We are, once again, navigating through rougher waters in the search industry and making more marketing calls is always a good prescription. However, not all captains navigate the same in rough waters as they did in calm seas, and not all prescriptions produce the desired outcome! The makers of Colgate, Budweiser, and Prozac understand that having a systematic and well executed business development blueprint enhances their brand image and increases sales. Well, YOU ARE THE BRAND! Kleenex, Xerox, and Jell-O are ALL BRANDS but their brand has become synonymous with Tissues, Photocopiers and Gelatin! When your market thinks of hiring a ______ do they think of you? What does your brand say? A great practice is one where no one or two clients control your success and where your expertise in search is only outdone by your expertise in the client’s market! So, create or tighten up your practice blueprint and execute!! If you are having trouble creating the plan, then you may need to find yourself an architect, and if you are having trouble executing, then you may need to outsource that too!
The following tip from the trenches comes from Tim White who leads the Financial Advisor Specialty Practice at Kaye/Bassman. His 2007 Blueprint produced over 550k as a solo producer and 2008 is shaping up to be much bigger with the expansion of his team.
There are four basic principles in making an effective marketing presentation. First, specialize. Define your practice. Be or commit to being an expert in your industry. Know what is happening and why. “Fake it until you make it” is a recipe for disaster.
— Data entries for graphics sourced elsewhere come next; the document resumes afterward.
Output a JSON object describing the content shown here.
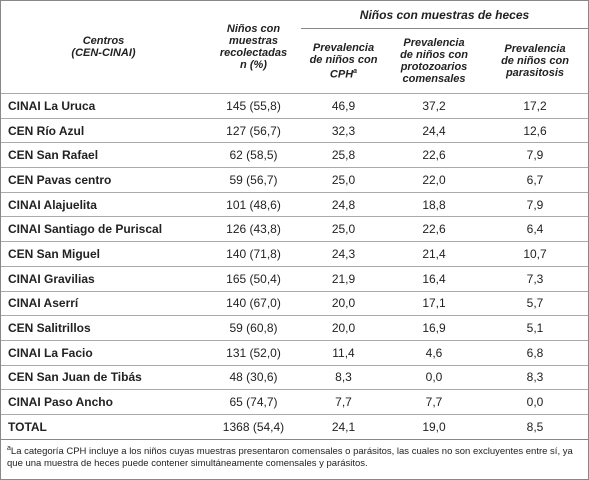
{
  "header": {
    "group_title": "Niños con muestras de heces",
    "columns": [
      {
        "lines": [
          "Centros",
          "(CEN-CINAI)"
        ]
      },
      {
        "lines": [
          "Niños con",
          "muestras",
          "recolectadas",
          "n (%)"
        ]
      },
      {
        "lines": [
          "Prevalencia",
          "de niños con",
          "CPH"
        ],
        "sup": "a"
      },
      {
        "lines": [
          "Prevalencia",
          "de niños con",
          "protozoarios",
          "comensales"
        ]
      },
      {
        "lines": [
          "Prevalencia",
          "de niños con",
          "parasitosis"
        ]
      }
    ]
  },
  "table": {
    "rows": [
      [
        "CINAI La Uruca",
        "145 (55,8)",
        "46,9",
        "37,2",
        "17,2"
      ],
      [
        "CEN Río Azul",
        "127 (56,7)",
        "32,3",
        "24,4",
        "12,6"
      ],
      [
        "CEN San Rafael",
        "62 (58,5)",
        "25,8",
        "22,6",
        "7,9"
      ],
      [
        "CEN Pavas centro",
        "59 (56,7)",
        "25,0",
        "22,0",
        "6,7"
      ],
      [
        "CINAI Alajuelita",
        "101 (48,6)",
        "24,8",
        "18,8",
        "7,9"
      ],
      [
        "CINAI Santiago de Puriscal",
        "126 (43,8)",
        "25,0",
        "22,6",
        "6,4"
      ],
      [
        "CEN San Miguel",
        "140 (71,8)",
        "24,3",
        "21,4",
        "10,7"
      ],
      [
        "CINAI Gravilias",
        "165 (50,4)",
        "21,9",
        "16,4",
        "7,3"
      ],
      [
        "CINAI Aserrí",
        "140 (67,0)",
        "20,0",
        "17,1",
        "5,7"
      ],
      [
        "CEN Salitrillos",
        "59 (60,8)",
        "20,0",
        "16,9",
        "5,1"
      ],
      [
        "CINAI La Facio",
        "131 (52,0)",
        "11,4",
        "4,6",
        "6,8"
      ],
      [
        "CEN San Juan de Tibás",
        "48 (30,6)",
        "8,3",
        "0,0",
        "8,3"
      ],
      [
        "CINAI Paso Ancho",
        "65 (74,7)",
        "7,7",
        "7,7",
        "0,0"
      ],
      [
        "TOTAL",
        "1368 (54,4)",
        "24,1",
        "19,0",
        "8,5"
      ]
    ]
  },
  "footnote": {
    "mark": "a",
    "text": "La categoría CPH incluye a los niños cuyas muestras presentaron comensales o parásitos, las cuales no son excluyentes entre sí, ya que una muestra de heces puede contener simultáneamente comensales y parásitos."
  }
}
Have a clear understanding of what your practice is and what it is not. The second principle is to know the client. Know the company, its history and its culture. Know the goals the company wants to achieve and have a clear understanding of how it’s going to get there. Know the people, their backgrounds, and their roles in the company. Know what they want to achieve personally. Having a clear understanding of the client and its people allows you to determine whether or not your practice specialty fits the client’s ambitions. Third, position yourself as a strategic partner, not a vendor. Since your specialty practice and the client’s ambitions fit like a glove, you are in a superior position to add significant value to the relationship, not just body flow. Last, make sure that your fees and terms reflect the value you’re providing. Strategic partners are worth more than vendors. Letting the client set your standards is dangerous because the race to the bottom is pretty easy to win. Setting your standards high is a better way to profit and the client will respect you for it.